How to get KL-Divergence?

oasjd7 · June 23, 2020, 4:35pm

import torch.nn.functional as F
import torch.nn as nn

class Network(nn.Module):
    def __init__(self, channel, classes=10):
        super(Network, self).__init__()
        self.fc = nn.Linear(channel, classes)
    def forward(self, x):
        x = self.fc(x)
        return x

net = Network()
out = net(input)
# out.shape == [16,10] 

Q = out
P = out
print((P * (P / Q).log()).sum()) # return 0
print(F.kl_div(Q, P, None, None, 'sum')) # return negative value.

I heard
(P * (P / Q).log()).sum()
is equal to
F.kl_div(Q.log(), P, None, None, 'sum').

With above my test code, (P * (P / Q).log()).sum() returns 0 when Q and P are the same, but F.kl_div returns negative values.

What`s the correct way to get KL-Divergence ?

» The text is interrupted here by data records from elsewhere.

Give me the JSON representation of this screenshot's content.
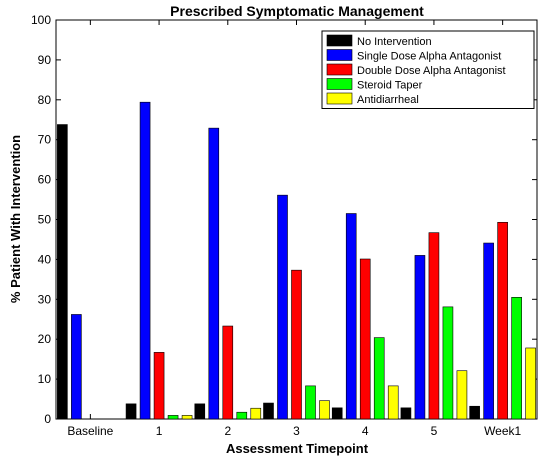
{
  "chart_data": {
    "type": "bar",
    "title": "Prescribed Symptomatic Management",
    "xlabel": "Assessment Timepoint",
    "ylabel": "% Patient With Intervention",
    "ylim": [
      0,
      100
    ],
    "yticks": [
      0,
      10,
      20,
      30,
      40,
      50,
      60,
      70,
      80,
      90,
      100
    ],
    "categories": [
      "Baseline",
      "1",
      "2",
      "3",
      "4",
      "5",
      "Week1"
    ],
    "legend_position": "top-right",
    "grid": false,
    "series": [
      {
        "name": "No Intervention",
        "color": "#000000",
        "values": [
          73.8,
          3.8,
          3.8,
          4.0,
          2.8,
          2.8,
          3.2
        ]
      },
      {
        "name": "Single Dose Alpha Antagonist",
        "color": "#0000ff",
        "values": [
          26.2,
          79.4,
          72.9,
          56.1,
          51.5,
          41.0,
          44.1
        ]
      },
      {
        "name": "Double Dose Alpha Antagonist",
        "color": "#ff0000",
        "values": [
          0,
          16.7,
          23.3,
          37.3,
          40.1,
          46.7,
          49.3
        ]
      },
      {
        "name": "Steroid Taper",
        "color": "#00ff00",
        "values": [
          0,
          0.9,
          1.7,
          8.3,
          20.4,
          28.1,
          30.5
        ]
      },
      {
        "name": "Antidiarrheal",
        "color": "#ffff00",
        "values": [
          0,
          0.9,
          2.7,
          4.6,
          8.3,
          12.1,
          17.8
        ]
      }
    ]
  }
}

ptrblck · June 24, 2020, 5:55am

Based on the docs, the first argument should contain the log probabilities, while the second one the probabilities:

As with NLLLoss , the input given is expected to contain log-probabilities and is not restricted to a 2D Tensor. The targets are given as probabilities (i.e. without taking the logarithm).

while Q and P seem to contain logits in your use case.